Step 3: Modify experiment.py
Edit ONLY autoresearch/experiment.py. You may change:
- Model algorithms (XGBoost, HistGradientBoosting, Ridge, ElasticNet, etc.)
- Hyperparameters (depth, learning rate, regularization, blend weights)
- Feature selection (drop low-importance features, add interactions)
- Ensemble strategies (stacking, different blend ratios)
- Calibration methods (Platt, isotonic, threshold tuning)
You may NOT change:
- Any file in
nba_predict/, data/, scripts/, or agent/
- The temporal splits (Train 2001-2021, Val 2022-2023, Test 2024-2025)
- The evaluation metric definitions in
autoresearch/evaluate.py
- The baseline constants in
autoresearch/constants.py
Step 4: Run Experiment
python autoresearch/evaluate.py 2>&1 | tee autoresearch/run.log
If it takes longer than 5 minutes, kill it and treat as timeout.
Step 5: Read Results
grep "^nba_core:" autoresearch/run.log
grep "component:" autoresearch/run.log
Step 6: Keep or Discard
Extract the nba_core value. Compare to the best score in autoresearch/results.tsv.

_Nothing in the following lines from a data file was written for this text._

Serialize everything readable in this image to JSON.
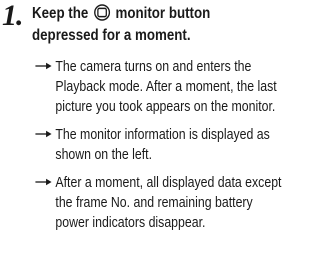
{
  "step": {
    "number": "1.",
    "heading_before_icon": "Keep the",
    "heading_icon": "monitor-button-icon",
    "heading_after_icon": "monitor button",
    "heading_line2": "depressed for a moment."
  },
  "bullets": [
    {
      "icon": "arrow-right-icon",
      "text": "The camera turns on and enters the\nPlayback mode. After a moment, the last\npicture you took appears on the monitor."
    },
    {
      "icon": "arrow-right-icon",
      "text": "The monitor information is displayed as\nshown on the left."
    },
    {
      "icon": "arrow-right-icon",
      "text": "After a moment, all displayed data except\nthe frame No. and remaining battery\npower indicators disappear."
    }
  ]
}
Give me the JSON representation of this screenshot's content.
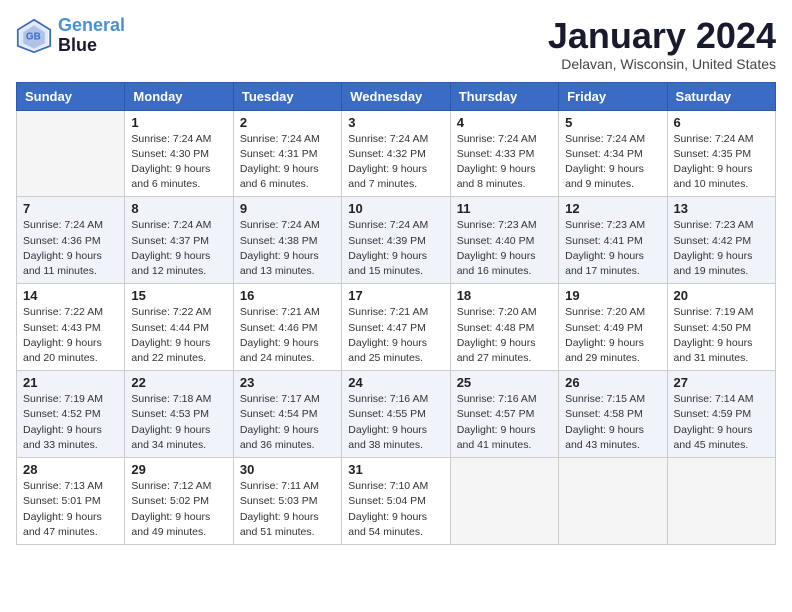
{
  "header": {
    "logo_line1": "General",
    "logo_line2": "Blue",
    "month_title": "January 2024",
    "location": "Delavan, Wisconsin, United States"
  },
  "weekdays": [
    "Sunday",
    "Monday",
    "Tuesday",
    "Wednesday",
    "Thursday",
    "Friday",
    "Saturday"
  ],
  "weeks": [
    [
      {
        "day": "",
        "sunrise": "",
        "sunset": "",
        "daylight": ""
      },
      {
        "day": "1",
        "sunrise": "Sunrise: 7:24 AM",
        "sunset": "Sunset: 4:30 PM",
        "daylight": "Daylight: 9 hours and 6 minutes."
      },
      {
        "day": "2",
        "sunrise": "Sunrise: 7:24 AM",
        "sunset": "Sunset: 4:31 PM",
        "daylight": "Daylight: 9 hours and 6 minutes."
      },
      {
        "day": "3",
        "sunrise": "Sunrise: 7:24 AM",
        "sunset": "Sunset: 4:32 PM",
        "daylight": "Daylight: 9 hours and 7 minutes."
      },
      {
        "day": "4",
        "sunrise": "Sunrise: 7:24 AM",
        "sunset": "Sunset: 4:33 PM",
        "daylight": "Daylight: 9 hours and 8 minutes."
      },
      {
        "day": "5",
        "sunrise": "Sunrise: 7:24 AM",
        "sunset": "Sunset: 4:34 PM",
        "daylight": "Daylight: 9 hours and 9 minutes."
      },
      {
        "day": "6",
        "sunrise": "Sunrise: 7:24 AM",
        "sunset": "Sunset: 4:35 PM",
        "daylight": "Daylight: 9 hours and 10 minutes."
      }
    ],
    [
      {
        "day": "7",
        "sunrise": "Sunrise: 7:24 AM",
        "sunset": "Sunset: 4:36 PM",
        "daylight": "Daylight: 9 hours and 11 minutes."
      },
      {
        "day": "8",
        "sunrise": "Sunrise: 7:24 AM",
        "sunset": "Sunset: 4:37 PM",
        "daylight": "Daylight: 9 hours and 12 minutes."
      },
      {
        "day": "9",
        "sunrise": "Sunrise: 7:24 AM",
        "sunset": "Sunset: 4:38 PM",
        "daylight": "Daylight: 9 hours and 13 minutes."
      },
      {
        "day": "10",
        "sunrise": "Sunrise: 7:24 AM",
        "sunset": "Sunset: 4:39 PM",
        "daylight": "Daylight: 9 hours and 15 minutes."
      },
      {
        "day": "11",
        "sunrise": "Sunrise: 7:23 AM",
        "sunset": "Sunset: 4:40 PM",
        "daylight": "Daylight: 9 hours and 16 minutes."
      },
      {
        "day": "12",
        "sunrise": "Sunrise: 7:23 AM",
        "sunset": "Sunset: 4:41 PM",
        "daylight": "Daylight: 9 hours and 17 minutes."
      },
      {
        "day": "13",
        "sunrise": "Sunrise: 7:23 AM",
        "sunset": "Sunset: 4:42 PM",
        "daylight": "Daylight: 9 hours and 19 minutes."
      }
    ],
    [
      {
        "day": "14",
        "sunrise": "Sunrise: 7:22 AM",
        "sunset": "Sunset: 4:43 PM",
        "daylight": "Daylight: 9 hours and 20 minutes."
      },
      {
        "day": "15",
        "sunrise": "Sunrise: 7:22 AM",
        "sunset": "Sunset: 4:44 PM",
        "daylight": "Daylight: 9 hours and 22 minutes."
      },
      {
        "day": "16",
        "sunrise": "Sunrise: 7:21 AM",
        "sunset": "Sunset: 4:46 PM",
        "daylight": "Daylight: 9 hours and 24 minutes."
      },
      {
        "day": "17",
        "sunrise": "Sunrise: 7:21 AM",
        "sunset": "Sunset: 4:47 PM",
        "daylight": "Daylight: 9 hours and 25 minutes."
      },
      {
        "day": "18",
        "sunrise": "Sunrise: 7:20 AM",
        "sunset": "Sunset: 4:48 PM",
        "daylight": "Daylight: 9 hours and 27 minutes."
      },
      {
        "day": "19",
        "sunrise": "Sunrise: 7:20 AM",
        "sunset": "Sunset: 4:49 PM",
        "daylight": "Daylight: 9 hours and 29 minutes."
      },
      {
        "day": "20",
        "sunrise": "Sunrise: 7:19 AM",
        "sunset": "Sunset: 4:50 PM",
        "daylight": "Daylight: 9 hours and 31 minutes."
      }
    ],
    [
      {
        "day": "21",
        "sunrise": "Sunrise: 7:19 AM",
        "sunset": "Sunset: 4:52 PM",
        "daylight": "Daylight: 9 hours and 33 minutes."
      },
      {
        "day": "22",
        "sunrise": "Sunrise: 7:18 AM",
        "sunset": "Sunset: 4:53 PM",
        "daylight": "Daylight: 9 hours and 34 minutes."
      },
      {
        "day": "23",
        "sunrise": "Sunrise: 7:17 AM",
        "sunset": "Sunset: 4:54 PM",
        "daylight": "Daylight: 9 hours and 36 minutes."
      },
      {
        "day": "24",
        "sunrise": "Sunrise: 7:16 AM",
        "sunset": "Sunset: 4:55 PM",
        "daylight": "Daylight: 9 hours and 38 minutes."
      },
      {
        "day": "25",
        "sunrise": "Sunrise: 7:16 AM",
        "sunset": "Sunset: 4:57 PM",
        "daylight": "Daylight: 9 hours and 41 minutes."
      },
      {
        "day": "26",
        "sunrise": "Sunrise: 7:15 AM",
        "sunset": "Sunset: 4:58 PM",
        "daylight": "Daylight: 9 hours and 43 minutes."
      },
      {
        "day": "27",
        "sunrise": "Sunrise: 7:14 AM",
        "sunset": "Sunset: 4:59 PM",
        "daylight": "Daylight: 9 hours and 45 minutes."
      }
    ],
    [
      {
        "day": "28",
        "sunrise": "Sunrise: 7:13 AM",
        "sunset": "Sunset: 5:01 PM",
        "daylight": "Daylight: 9 hours and 47 minutes."
      },
      {
        "day": "29",
        "sunrise": "Sunrise: 7:12 AM",
        "sunset": "Sunset: 5:02 PM",
        "daylight": "Daylight: 9 hours and 49 minutes."
      },
      {
        "day": "30",
        "sunrise": "Sunrise: 7:11 AM",
        "sunset": "Sunset: 5:03 PM",
        "daylight": "Daylight: 9 hours and 51 minutes."
      },
      {
        "day": "31",
        "sunrise": "Sunrise: 7:10 AM",
        "sunset": "Sunset: 5:04 PM",
        "daylight": "Daylight: 9 hours and 54 minutes."
      },
      {
        "day": "",
        "sunrise": "",
        "sunset": "",
        "daylight": ""
      },
      {
        "day": "",
        "sunrise": "",
        "sunset": "",
        "daylight": ""
      },
      {
        "day": "",
        "sunrise": "",
        "sunset": "",
        "daylight": ""
      }
    ]
  ]
}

If NBA_CORE improved: Append a row to results.tsv with status keep.
If NBA_CORE same or worse: Revert experiment.py to the previous version. Append with status discard.
Step 7: Log Results
Append a tab-separated row to autoresearch/results.tsv:
commit_hash nba_core gw_acc spread_mae pts_mae ast_mae reb_mae wt_mae mvp_spearman status description
Step 8: Repeat
Go back to Step 1. NEVER STOP unless the user interrupts.
Constraints
- ONLY edit
autoresearch/experiment.py
- Use only packages already installed: xgboost, sklearn, scipy, numpy, pandas, joblib
- Equal NBA_CORE with simpler code = KEEP (prefer simplicity)
- Tiny NBA_CORE gain (<0.001) with ugly complexity = DISCARD
- If experiment crashes with trivial bug, fix and retry once. Log fundamental failures as
crash.
Experiment Ideas (ordered by expected impact)

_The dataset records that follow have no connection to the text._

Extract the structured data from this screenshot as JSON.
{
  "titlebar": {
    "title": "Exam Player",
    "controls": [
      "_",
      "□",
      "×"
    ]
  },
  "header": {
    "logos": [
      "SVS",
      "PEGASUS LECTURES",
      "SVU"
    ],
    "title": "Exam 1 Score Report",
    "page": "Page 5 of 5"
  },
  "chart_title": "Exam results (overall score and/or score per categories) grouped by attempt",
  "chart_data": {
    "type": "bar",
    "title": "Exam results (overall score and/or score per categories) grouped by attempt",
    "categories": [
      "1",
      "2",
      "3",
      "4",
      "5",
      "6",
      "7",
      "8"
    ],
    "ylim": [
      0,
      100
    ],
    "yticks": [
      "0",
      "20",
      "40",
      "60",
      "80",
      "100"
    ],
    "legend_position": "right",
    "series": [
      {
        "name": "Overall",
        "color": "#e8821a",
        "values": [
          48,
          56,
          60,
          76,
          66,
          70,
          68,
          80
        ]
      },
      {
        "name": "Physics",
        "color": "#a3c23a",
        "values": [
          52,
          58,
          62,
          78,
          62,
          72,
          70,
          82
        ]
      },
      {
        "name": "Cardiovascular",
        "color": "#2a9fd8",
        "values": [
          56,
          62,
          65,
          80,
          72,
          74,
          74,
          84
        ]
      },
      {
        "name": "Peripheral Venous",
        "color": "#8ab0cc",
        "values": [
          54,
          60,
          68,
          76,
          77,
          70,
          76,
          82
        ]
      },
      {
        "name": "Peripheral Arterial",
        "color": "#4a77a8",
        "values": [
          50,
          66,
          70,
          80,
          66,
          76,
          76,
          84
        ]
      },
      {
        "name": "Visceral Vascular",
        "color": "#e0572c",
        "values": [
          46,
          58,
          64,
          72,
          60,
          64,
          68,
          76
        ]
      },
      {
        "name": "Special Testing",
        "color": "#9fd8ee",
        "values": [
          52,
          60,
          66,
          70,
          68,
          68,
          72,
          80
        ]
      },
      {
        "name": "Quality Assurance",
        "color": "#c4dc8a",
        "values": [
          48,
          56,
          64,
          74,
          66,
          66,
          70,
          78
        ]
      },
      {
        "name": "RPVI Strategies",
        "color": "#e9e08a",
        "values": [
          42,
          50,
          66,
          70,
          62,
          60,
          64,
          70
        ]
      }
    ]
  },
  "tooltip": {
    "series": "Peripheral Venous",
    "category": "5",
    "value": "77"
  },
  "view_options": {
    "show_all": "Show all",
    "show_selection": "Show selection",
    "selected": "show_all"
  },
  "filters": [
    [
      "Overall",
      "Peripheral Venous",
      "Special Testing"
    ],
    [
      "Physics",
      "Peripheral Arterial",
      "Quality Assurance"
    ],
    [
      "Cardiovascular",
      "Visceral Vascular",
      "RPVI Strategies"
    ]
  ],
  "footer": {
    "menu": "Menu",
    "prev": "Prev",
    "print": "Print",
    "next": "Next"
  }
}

See references/experiment-ideas.md for the full prioritized list.
Quick wins to try first:
- Win totals: pure Ridge (drop XGBoost from the blend entirely)
- Win totals: try blend ratios 20/80, 10/90, 0/100
- Win totals: tune Ridge alpha (1.0, 5.0, 20.0, 50.0)

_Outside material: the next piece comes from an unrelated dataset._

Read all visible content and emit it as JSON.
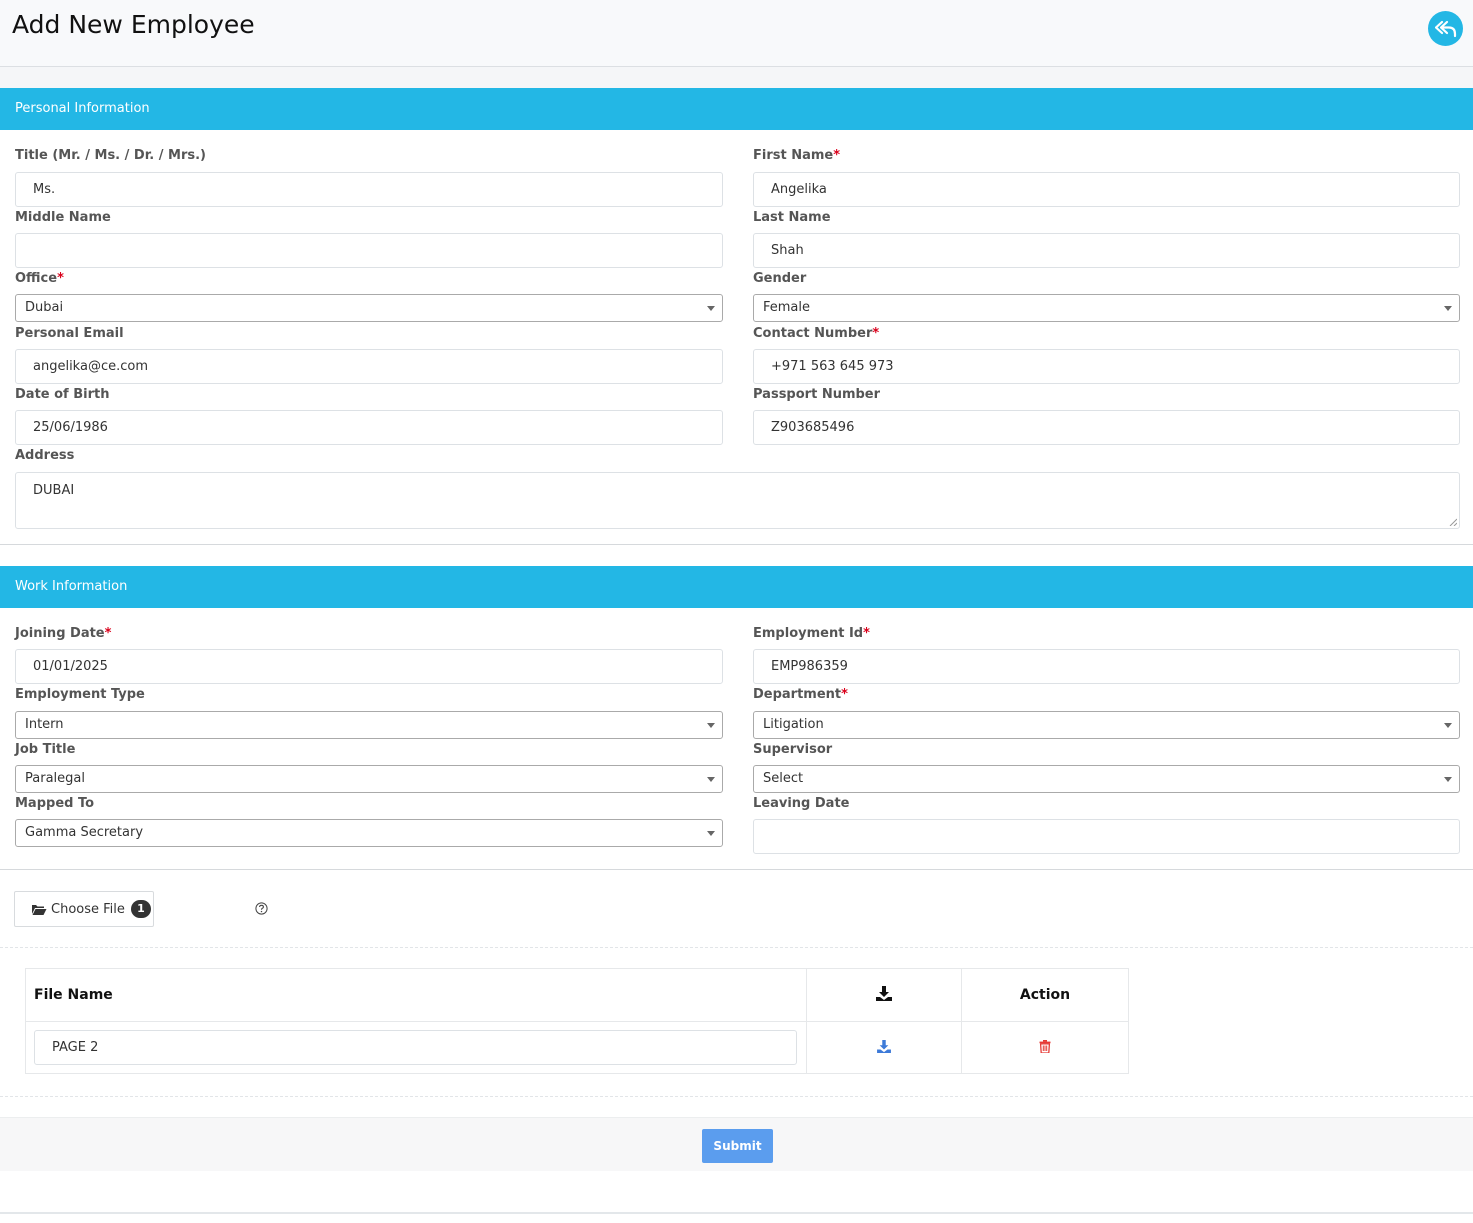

- Game winner: drop features with importance < 0.005
- Win totals: ElasticNet or BayesianRidge
NBA_CORE Formula
Weighted composite score (0 = naive baseline, 1 = perfect):
| Component | Weight | Normalization |
|---|
| game_winner | 0.20 | (accuracy - 0.5441) / (1 - 0.5441) |
| point_spread | 0.20 | 1 - (mae / 12.56) |
| win_totals | 0.20 | 1 - (mae / 8.80) |
| mvp_race | 0.15 | raw spearman rho |
| player_pts | 0.10 | 1 - (mae / 2.48) |
| player_ast | 0.10 | 1 - (mae / 0.73) |
| player_reb | 0.05 | 1 - (mae / 0.80) |
Components worse than baseline are clamped to 0. Current baseline NBA_CORE: 0.2254.